I need some help. I've read a few places that the Lewmar 40ST was a direct replacement for the Barient 26. I ordered up a pair from Defender and they sure do look smaller. The internal stem is very similar, but the drum housing is noticably smaller.

I've always understood that you wanted to error on the side of an oversized primary winch and I don't want to mount these guys if I've underdone it. The boat is a 39 foot Ketch. Any ideas?


----------



## sailingdog (Mar 19, 2006)

The Lewmar 40ST has a mechanical leverage of 40:1, the Barient 26 I believe had one of 26:1. The real issue with most modern winches is their gearing ratio. The 40ST has a gearing ratio that will provide you with more leverage. How big is the genoa you are going to be using these winches for?

I have 40ST's on my boat and use them with a 274 sq. ft. genoa...and they're about right for that size sail. If the sail were much larger, I would think that the 48ST might be a better choice.


----------



## LWinters (Nov 16, 2006)

The primaries will handle both the 150% genoa and the cruising spinnaker. Thanks for the clarification Sailingdog.
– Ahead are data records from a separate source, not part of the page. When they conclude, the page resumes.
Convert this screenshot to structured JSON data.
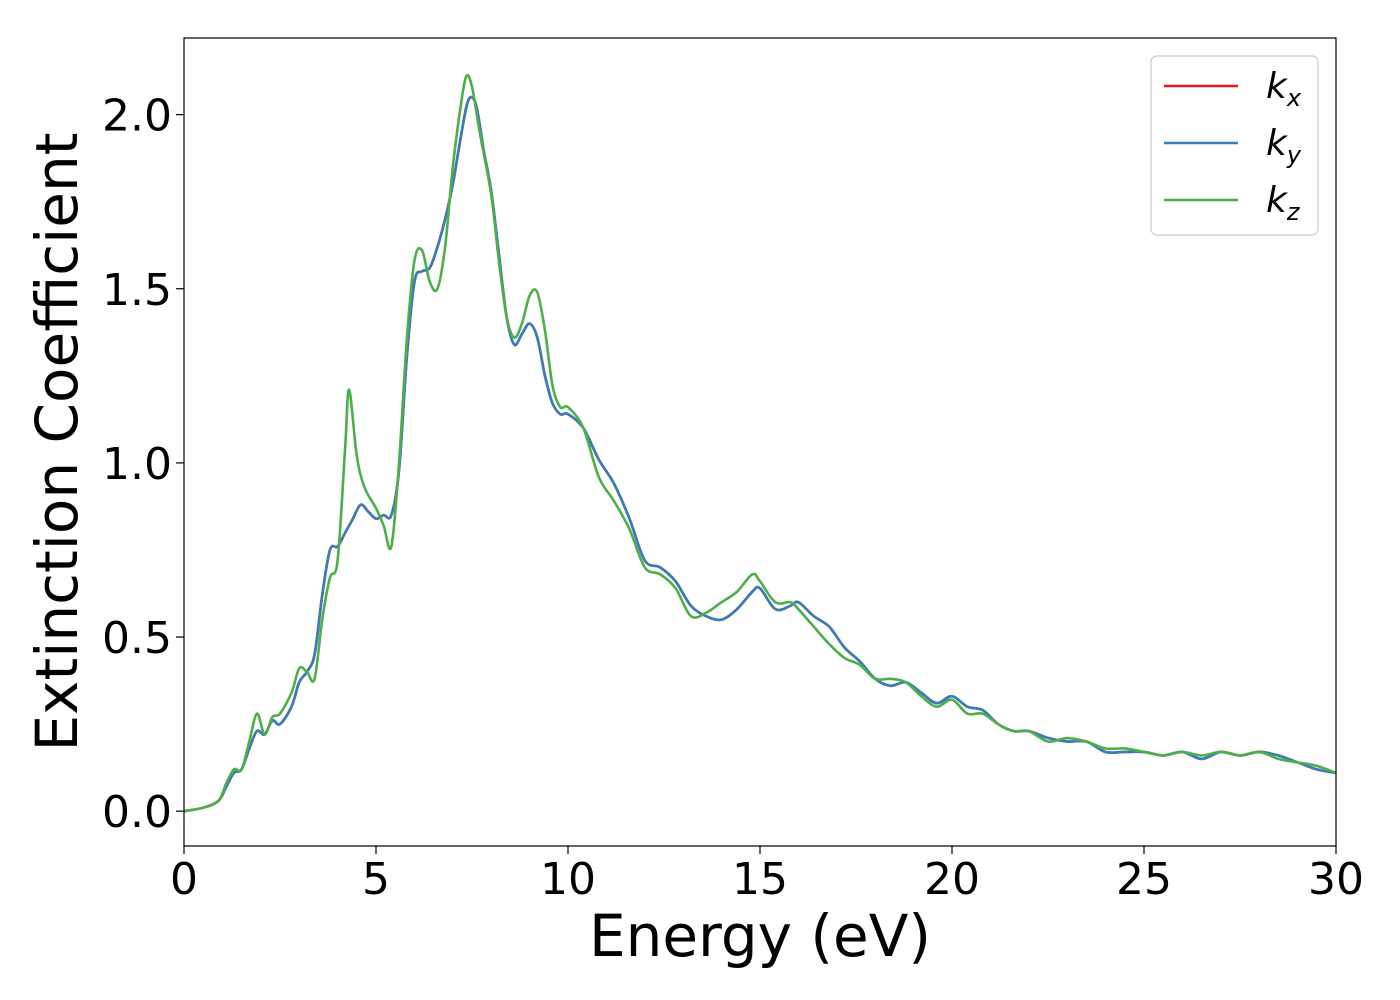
{
  "chart_data": {
    "type": "line",
    "title": "",
    "xlabel": "Energy (eV)",
    "ylabel": "Extinction Coefficient",
    "xlim": [
      0,
      30
    ],
    "ylim": [
      -0.1,
      2.22
    ],
    "xticks": [
      0,
      5,
      10,
      15,
      20,
      25,
      30
    ],
    "xtick_labels": [
      "0",
      "5",
      "10",
      "15",
      "20",
      "25",
      "30"
    ],
    "yticks": [
      0.0,
      0.5,
      1.0,
      1.5,
      2.0
    ],
    "ytick_labels": [
      "0.0",
      "0.5",
      "1.0",
      "1.5",
      "2.0"
    ],
    "grid": false,
    "legend_position": "top-right",
    "series": [
      {
        "name": "k_x",
        "label_main": "k",
        "label_sub": "x",
        "color": "#e41a1c",
        "x": [
          0,
          0.5,
          0.9,
          1.1,
          1.3,
          1.5,
          1.7,
          1.9,
          2.1,
          2.3,
          2.5,
          2.8,
          3.0,
          3.2,
          3.4,
          3.6,
          3.8,
          4.0,
          4.2,
          4.4,
          4.6,
          4.8,
          5.0,
          5.2,
          5.4,
          5.6,
          5.8,
          6.0,
          6.2,
          6.4,
          6.6,
          6.8,
          7.0,
          7.2,
          7.4,
          7.6,
          7.8,
          8.0,
          8.2,
          8.4,
          8.6,
          8.8,
          9.0,
          9.2,
          9.4,
          9.6,
          9.8,
          10.0,
          10.4,
          10.8,
          11.2,
          11.6,
          12.0,
          12.4,
          12.8,
          13.2,
          13.6,
          14.0,
          14.4,
          14.8,
          15.0,
          15.4,
          15.8,
          16.0,
          16.4,
          16.8,
          17.2,
          17.6,
          18.0,
          18.4,
          18.8,
          19.2,
          19.6,
          20.0,
          20.4,
          20.8,
          21.2,
          21.6,
          22.0,
          22.5,
          23.0,
          23.5,
          24.0,
          24.5,
          25.0,
          25.5,
          26.0,
          26.5,
          27.0,
          27.5,
          28.0,
          28.5,
          29.0,
          29.5,
          30.0
        ],
        "y": [
          0.0,
          0.01,
          0.03,
          0.07,
          0.11,
          0.12,
          0.18,
          0.23,
          0.22,
          0.26,
          0.25,
          0.3,
          0.37,
          0.4,
          0.45,
          0.62,
          0.75,
          0.76,
          0.8,
          0.84,
          0.88,
          0.86,
          0.84,
          0.85,
          0.85,
          0.98,
          1.3,
          1.52,
          1.55,
          1.56,
          1.62,
          1.7,
          1.8,
          1.93,
          2.04,
          2.03,
          1.9,
          1.78,
          1.6,
          1.42,
          1.34,
          1.37,
          1.4,
          1.36,
          1.25,
          1.17,
          1.14,
          1.14,
          1.1,
          1.01,
          0.94,
          0.84,
          0.72,
          0.7,
          0.66,
          0.59,
          0.56,
          0.55,
          0.58,
          0.63,
          0.64,
          0.58,
          0.59,
          0.6,
          0.56,
          0.53,
          0.47,
          0.43,
          0.38,
          0.36,
          0.37,
          0.34,
          0.31,
          0.33,
          0.3,
          0.29,
          0.25,
          0.23,
          0.23,
          0.21,
          0.2,
          0.2,
          0.17,
          0.17,
          0.17,
          0.16,
          0.17,
          0.15,
          0.17,
          0.16,
          0.17,
          0.16,
          0.14,
          0.12,
          0.11
        ]
      },
      {
        "name": "k_y",
        "label_main": "k",
        "label_sub": "y",
        "color": "#377eb8",
        "x": [
          0,
          0.5,
          0.9,
          1.1,
          1.3,
          1.5,
          1.7,
          1.9,
          2.1,
          2.3,
          2.5,
          2.8,
          3.0,
          3.2,
          3.4,
          3.6,
          3.8,
          4.0,
          4.2,
          4.4,
          4.6,
          4.8,
          5.0,
          5.2,
          5.4,
          5.6,
          5.8,
          6.0,
          6.2,
          6.4,
          6.6,
          6.8,
          7.0,
          7.2,
          7.4,
          7.6,
          7.8,
          8.0,
          8.2,
          8.4,
          8.6,
          8.8,
          9.0,
          9.2,
          9.4,
          9.6,
          9.8,
          10.0,
          10.4,
          10.8,
          11.2,
          11.6,
          12.0,
          12.4,
          12.8,
          13.2,
          13.6,
          14.0,
          14.4,
          14.8,
          15.0,
          15.4,
          15.8,
          16.0,
          16.4,
          16.8,
          17.2,
          17.6,
          18.0,
          18.4,
          18.8,
          19.2,
          19.6,
          20.0,
          20.4,
          20.8,
          21.2,
          21.6,
          22.0,
          22.5,
          23.0,
          23.5,
          24.0,
          24.5,
          25.0,
          25.5,
          26.0,
          26.5,
          27.0,
          27.5,
          28.0,
          28.5,
          29.0,
          29.5,
          30.0
        ],
        "y": [
          0.0,
          0.01,
          0.03,
          0.07,
          0.11,
          0.12,
          0.18,
          0.23,
          0.22,
          0.26,
          0.25,
          0.3,
          0.37,
          0.4,
          0.45,
          0.62,
          0.75,
          0.76,
          0.8,
          0.84,
          0.88,
          0.86,
          0.84,
          0.85,
          0.85,
          0.98,
          1.3,
          1.52,
          1.55,
          1.56,
          1.62,
          1.7,
          1.8,
          1.93,
          2.04,
          2.03,
          1.9,
          1.78,
          1.6,
          1.42,
          1.34,
          1.37,
          1.4,
          1.36,
          1.25,
          1.17,
          1.14,
          1.14,
          1.1,
          1.01,
          0.94,
          0.84,
          0.72,
          0.7,
          0.66,
          0.59,
          0.56,
          0.55,
          0.58,
          0.63,
          0.64,
          0.58,
          0.59,
          0.6,
          0.56,
          0.53,
          0.47,
          0.43,
          0.38,
          0.36,
          0.37,
          0.34,
          0.31,
          0.33,
          0.3,
          0.29,
          0.25,
          0.23,
          0.23,
          0.21,
          0.2,
          0.2,
          0.17,
          0.17,
          0.17,
          0.16,
          0.17,
          0.15,
          0.17,
          0.16,
          0.17,
          0.16,
          0.14,
          0.12,
          0.11
        ]
      },
      {
        "name": "k_z",
        "label_main": "k",
        "label_sub": "z",
        "color": "#4daf4a",
        "x": [
          0,
          0.5,
          0.9,
          1.1,
          1.3,
          1.5,
          1.7,
          1.9,
          2.1,
          2.3,
          2.5,
          2.8,
          3.0,
          3.2,
          3.4,
          3.6,
          3.8,
          4.0,
          4.2,
          4.3,
          4.5,
          4.7,
          5.0,
          5.2,
          5.4,
          5.6,
          5.8,
          6.0,
          6.2,
          6.4,
          6.6,
          6.8,
          7.0,
          7.2,
          7.35,
          7.5,
          7.7,
          8.0,
          8.2,
          8.4,
          8.6,
          8.8,
          9.0,
          9.2,
          9.4,
          9.6,
          9.8,
          10.0,
          10.4,
          10.8,
          11.2,
          11.6,
          12.0,
          12.4,
          12.8,
          13.2,
          13.6,
          14.0,
          14.4,
          14.8,
          15.0,
          15.4,
          15.8,
          16.0,
          16.4,
          16.8,
          17.2,
          17.6,
          18.0,
          18.4,
          18.8,
          19.2,
          19.6,
          20.0,
          20.4,
          20.8,
          21.2,
          21.6,
          22.0,
          22.5,
          23.0,
          23.5,
          24.0,
          24.5,
          25.0,
          25.5,
          26.0,
          26.5,
          27.0,
          27.5,
          28.0,
          28.5,
          29.0,
          29.5,
          30.0
        ],
        "y": [
          0.0,
          0.01,
          0.03,
          0.08,
          0.12,
          0.12,
          0.2,
          0.28,
          0.22,
          0.27,
          0.28,
          0.34,
          0.41,
          0.4,
          0.38,
          0.55,
          0.67,
          0.72,
          1.05,
          1.21,
          1.02,
          0.93,
          0.87,
          0.82,
          0.76,
          1.0,
          1.35,
          1.58,
          1.61,
          1.52,
          1.5,
          1.62,
          1.85,
          2.02,
          2.11,
          2.08,
          1.95,
          1.77,
          1.58,
          1.42,
          1.36,
          1.4,
          1.48,
          1.49,
          1.38,
          1.22,
          1.16,
          1.16,
          1.1,
          0.96,
          0.89,
          0.81,
          0.7,
          0.68,
          0.64,
          0.56,
          0.57,
          0.6,
          0.63,
          0.68,
          0.66,
          0.6,
          0.6,
          0.58,
          0.53,
          0.48,
          0.44,
          0.42,
          0.38,
          0.38,
          0.37,
          0.33,
          0.3,
          0.32,
          0.28,
          0.28,
          0.25,
          0.23,
          0.23,
          0.2,
          0.21,
          0.2,
          0.18,
          0.18,
          0.17,
          0.16,
          0.17,
          0.16,
          0.17,
          0.16,
          0.17,
          0.15,
          0.14,
          0.13,
          0.11
        ]
      }
    ]
  }
}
Sounds like I had it right even if I didn't know exactly why.


----------



## sailingdog (Mar 19, 2006)

Glad to help... 

BTW, the spinnaker, even though it will have much more surface area, doesn't need a correspondingly larger winch because the winds you use it in are generally weaker than those you use the genoa in.


----------



## Freesail99 (Feb 13, 2006)

The spinnaker is also by far a much lighter sail, weight wise.


----------



## svsirius (Jan 14, 2007)

Barient did not size there winches according to the current convention. 

If the winch loooks smaller it probably is.. you might be better served buy exchanging them for a set of 44s. Also go to the Harken web site and look up compuspec they will help you size winches or anything else for your boat.


----------



## Giulietta (Nov 14, 2006)

The 40 are enough for what you want


----------



## roline (Apr 7, 2000)

*Winch Sizes*

The Cal 9.2 came with Barient 25 primary winches which are 40:1 power.
The C&C 35 came with Barient 26 primary winches which are about 44:1 power.
Barient 27-48 are 48:1


----------